The investor forum is just one of the activities of the LINK-Caribbean Programme that is being funded by the World Bank Group and the government of Canada as part of the Entrepreneurship Programme for Innovation in the Caribbean (EPIC) and implemented by Caribbean Export. EPIC aims to support the development of an enabling ecosystem to foster innovative and growth-oriented enterprises in the Caribbean region; and the development of well-functioning Angel groups is a key component to achieve this end.
There are currently seven Angel groups within the Caribbean (First Angels Jamaica and Alpha Angels in Jamaica; Trident Angels in Barbados; Renaissance Angels and IP Angels in Trinidad and Tobago; and Enclaces and Nexxus in the Dominican Republic) actively looking for investment opportunities. Their coming together via the Regional Angel Investor Network (RAIN) enables greater regional collaboration or syndication to pool resources to present more attractive investment options for early-stage investment. Thus far there have been eight Angel investor “deals” across the region and with the LINK-Caribbean Programme which provides supplemental funding to entrepreneurs, the region should see more deals being made.
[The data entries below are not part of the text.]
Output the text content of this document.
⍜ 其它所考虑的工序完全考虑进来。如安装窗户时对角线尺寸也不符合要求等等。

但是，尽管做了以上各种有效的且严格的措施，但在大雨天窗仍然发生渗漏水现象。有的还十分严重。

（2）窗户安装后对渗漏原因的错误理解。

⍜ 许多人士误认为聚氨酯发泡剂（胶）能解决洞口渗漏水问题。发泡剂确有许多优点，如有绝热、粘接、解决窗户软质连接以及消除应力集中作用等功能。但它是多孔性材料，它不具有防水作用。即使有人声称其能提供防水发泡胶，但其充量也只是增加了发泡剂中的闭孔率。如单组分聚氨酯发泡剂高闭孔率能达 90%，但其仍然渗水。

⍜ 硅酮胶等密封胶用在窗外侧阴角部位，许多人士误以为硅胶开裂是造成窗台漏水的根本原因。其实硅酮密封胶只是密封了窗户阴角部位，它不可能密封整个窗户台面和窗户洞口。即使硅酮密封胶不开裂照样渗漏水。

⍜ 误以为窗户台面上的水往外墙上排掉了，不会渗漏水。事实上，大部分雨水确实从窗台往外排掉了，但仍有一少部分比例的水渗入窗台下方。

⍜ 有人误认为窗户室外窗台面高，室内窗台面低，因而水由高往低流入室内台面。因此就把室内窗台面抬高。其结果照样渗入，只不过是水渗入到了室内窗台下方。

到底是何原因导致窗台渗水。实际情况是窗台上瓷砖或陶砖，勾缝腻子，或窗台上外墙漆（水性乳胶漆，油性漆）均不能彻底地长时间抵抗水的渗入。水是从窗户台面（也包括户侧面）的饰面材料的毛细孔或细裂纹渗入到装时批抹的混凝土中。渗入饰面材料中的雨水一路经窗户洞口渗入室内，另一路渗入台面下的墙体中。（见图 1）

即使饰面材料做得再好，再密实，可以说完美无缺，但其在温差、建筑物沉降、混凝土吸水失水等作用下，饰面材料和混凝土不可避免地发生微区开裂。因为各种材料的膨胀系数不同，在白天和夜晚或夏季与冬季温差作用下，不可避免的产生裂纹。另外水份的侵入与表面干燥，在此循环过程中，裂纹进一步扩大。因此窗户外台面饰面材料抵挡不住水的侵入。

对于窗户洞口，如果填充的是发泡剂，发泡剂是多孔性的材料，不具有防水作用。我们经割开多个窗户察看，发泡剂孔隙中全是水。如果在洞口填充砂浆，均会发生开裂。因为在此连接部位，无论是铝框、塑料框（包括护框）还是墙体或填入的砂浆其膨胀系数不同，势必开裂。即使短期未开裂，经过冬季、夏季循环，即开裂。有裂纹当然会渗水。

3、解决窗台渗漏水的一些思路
Caribbean Export’s Executive Director Pamela Coke-Hamilton commended the Angel groups present at the event and the independent Angels for their work in their respective countries, saying that they are “pioneering alternative sources of funding for the private sector and are therefore instrumental partners for private sector development.”
Deborah Duperly-Pinks on behalf of the Canadian High Commission echoed similar sentiments.
“Now more than ever globally, there is an increased interest in the level of entrepreneurship and small business development. Governments look to entrepreneurs in seeking solutions to address limited or slow economic growth and rising unemployment,” she said.
The World Bank Group’s Country Manager for Jamaica, Galina Sotirova, highlighted the importance of innovative entrepreneurs to generate jobs, acting as key drivers for economic growth and competitiveness.
World Bank Group Country Manager for Jamaica, Galina Sotirova
Five entrepreneurs delivered pitches to the international Angel audience, combating the perception that there is a lack of Caribbean innovation to generate the deal flow within the region to sustain an Angel investment ecosystem.
“Over the past two and a half years, the World Bank has supported angel group development, and companies are getting valuable exposure to experienced, connected businesspersons. Over 70 entrepreneurs have pitched or held private meetings. Entrepreneurs in the region can become viable future economic contributors, and it is the desire to invest in Caribbean entrepreneurs that makes angels really unique and valuable to the ecosystem,” said Sotirova.